By BeInCrypto September 28, 2023 In Bitcoin, Mining

Bitcoin miners are coming under increasing pressure to offload some of their BTC, which could put more downward pressure on prices. The move comes amid soaring hash rates and persistently high energy costs.

Bitcoin miners are sending more BTC to centralized exchanges, which could be a precursor to offloading the assets to cover escalating expenses.

Bitcoin Miners Selling

On September 28, crypto analyst Miles Deutscher highlighted one of Bitcoin’s biggest supply headwinds – increasing miner selling pressure.

Peak hash rates and difficulty, in addition to soaring energy prices, have combined to heavily affect mining profitability, he noted.


“With rewards set to be cut in half via the halving, miners may be forced to sell to shore up capital.”

This is already starting to happen with record amounts of Bitcoin being sent to exchanges from miners, according to Glassnode.

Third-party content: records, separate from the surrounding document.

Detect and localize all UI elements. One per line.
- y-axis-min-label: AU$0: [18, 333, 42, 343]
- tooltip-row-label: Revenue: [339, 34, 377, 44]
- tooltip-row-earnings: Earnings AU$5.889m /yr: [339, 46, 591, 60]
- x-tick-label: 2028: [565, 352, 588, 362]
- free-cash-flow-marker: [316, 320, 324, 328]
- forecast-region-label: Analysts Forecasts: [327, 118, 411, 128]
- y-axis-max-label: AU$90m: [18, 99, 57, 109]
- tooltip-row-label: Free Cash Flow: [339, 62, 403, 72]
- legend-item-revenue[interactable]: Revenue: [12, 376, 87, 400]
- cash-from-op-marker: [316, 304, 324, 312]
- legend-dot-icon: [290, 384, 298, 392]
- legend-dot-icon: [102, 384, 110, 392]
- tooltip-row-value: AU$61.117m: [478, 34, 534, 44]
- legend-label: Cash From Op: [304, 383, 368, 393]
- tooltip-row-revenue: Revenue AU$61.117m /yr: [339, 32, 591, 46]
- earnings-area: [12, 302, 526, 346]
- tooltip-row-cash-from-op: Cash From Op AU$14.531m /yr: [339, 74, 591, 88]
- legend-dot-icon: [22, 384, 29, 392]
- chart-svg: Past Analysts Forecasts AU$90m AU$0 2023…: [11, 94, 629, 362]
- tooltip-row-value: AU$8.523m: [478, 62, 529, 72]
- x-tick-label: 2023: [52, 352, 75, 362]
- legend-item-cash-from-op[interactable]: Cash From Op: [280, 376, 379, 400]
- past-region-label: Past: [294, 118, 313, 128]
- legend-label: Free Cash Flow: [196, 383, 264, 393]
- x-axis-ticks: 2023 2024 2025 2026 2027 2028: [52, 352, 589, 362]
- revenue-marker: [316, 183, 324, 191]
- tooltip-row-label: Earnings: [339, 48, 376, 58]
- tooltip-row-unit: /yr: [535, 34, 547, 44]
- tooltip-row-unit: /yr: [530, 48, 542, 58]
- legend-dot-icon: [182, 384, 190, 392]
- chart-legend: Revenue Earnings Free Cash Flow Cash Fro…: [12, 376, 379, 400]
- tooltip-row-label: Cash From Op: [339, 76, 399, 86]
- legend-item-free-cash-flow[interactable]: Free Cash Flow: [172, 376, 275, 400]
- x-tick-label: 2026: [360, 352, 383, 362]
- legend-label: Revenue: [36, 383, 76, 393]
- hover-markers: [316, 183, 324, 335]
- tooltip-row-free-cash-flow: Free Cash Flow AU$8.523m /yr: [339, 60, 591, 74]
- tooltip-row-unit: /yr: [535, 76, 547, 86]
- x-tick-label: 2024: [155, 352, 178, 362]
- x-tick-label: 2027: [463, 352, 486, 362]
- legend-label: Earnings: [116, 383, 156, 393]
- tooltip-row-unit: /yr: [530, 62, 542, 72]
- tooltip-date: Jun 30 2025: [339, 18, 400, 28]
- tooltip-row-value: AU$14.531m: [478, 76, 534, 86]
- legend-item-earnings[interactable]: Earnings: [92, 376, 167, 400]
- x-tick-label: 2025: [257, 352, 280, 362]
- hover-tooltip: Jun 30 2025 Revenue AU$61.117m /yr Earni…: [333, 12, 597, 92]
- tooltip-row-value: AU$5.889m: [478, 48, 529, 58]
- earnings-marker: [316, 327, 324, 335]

The total hash rate hit an all-time high of 425 EH/s (exahashes per second) last week, according to Moreover, the metric has risen by 68% since the beginning of the year.

Network difficulty is also at an all-time high of 57T, having increased 63% so far this year.

Both metrics make mining Bitcoin more competitive and intensive which results in decreasing profitability.

Read more: Bitcoin Halving Cycles and Investment Strategies: What To Know

Hash price, which is measured in dollars per terahash per second per day, has slumped to $0.06, according to the Hashrate Index. Moreover, mining profitability has slumped 85% since the bull market peak when it was $0.40/TH/s/day.

Bitcoin ordinal inscriptions have provided some reprieve for distressed miners this year. However, it is not enough to offset the need to sell.

Earlier this week, Glassnode noted that it is likely that miners are “on the edge of income stress, with their profitability to be tested unless BTC prices increase in the near term.”

BTC Mining ESG Improvements

Depressed BTC prices are also not helping miners. The asset has failed to breach resistance above $30K three times this year, falling back to the $26,000 zone.

On the bright side, Bitcoin’s ESG (environmental, social, and governance) properties are improving as mining uses more renewable energy than ever before.

On September 26, mainstream media picked up the recent KPMG report on Bitcoin’s potential contributions to global ESG frameworks. It concluded:

“The recent KPMG report serves as a powerful testament to the positive contributions of Bitcoin in terms of ESG factors, further bolstering the perception of cryptocurrencies in the mainstream.”

Bitcoin’s pivot to renewables and recent research counters the mainstream concern about mining energy usage patterns. However, this is of little comfort to Bitcoin miners who are poised to offload some of their holdings.